WHAT SHOULD RAM (RADIOACTIVE MATERIAL) TRANSPORTATION ECONOMICS BE GOVERNED BY?

Year
2007
Author(s)
Serge REHBINDER - TN International (AREVA group)
File Attachment
334.pdf75.02 KB
Abstract
There is no simple and/or single approach to RAM transportation economics. The diversity of situations, depending on the materials transported, their quantities, the transportation modes needed and the countries concerned, makes it difficult to define a model of how economics of RAM transportation work. However, some specificities can be noticed that apply to most of them: - Frequently, if not always, transportation is economically only a part of a deal involving one or another activity of the nuclear fuel cycle from mining uranium to reprocessing used fuel and/or disposing of final waste.

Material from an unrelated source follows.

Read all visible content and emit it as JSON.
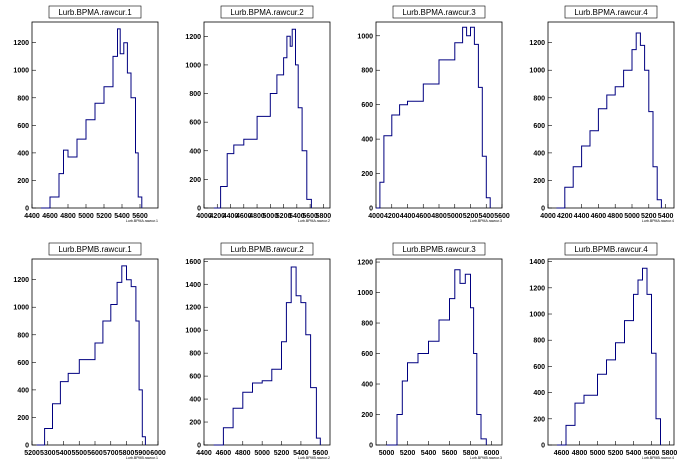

The value added by transportation generally represents a small part of the added value at each step. - The buyer of a RAM transport generally includes it in the product or service he is trading and may be only interested in the most rapid, cheapest and safest way to transport. - On the supplier side, rapid, cheap and safe are conflicting factors and the balance of these aspects usually may result in a sophisticated optimization applied to equipment and operations. Of course, national and international regulations and standards play a key role in determining the optimum which is then an economic optimum with regulation constraints. These constraints are more stringent in the back-end of the fuel cycle and heavily influence the dedicated “transport system” to be developed. In the front end, a more open and competitive market is observed. Both cases are analyzed, pointing out the necessity and the global benefit of always minimizing the risks of transportation related to industrial operation and general public and media concern. This paper comments the new approach of optimizing transport security developed within the AREVA group (and described in another paper) as a new global optimum, including economics.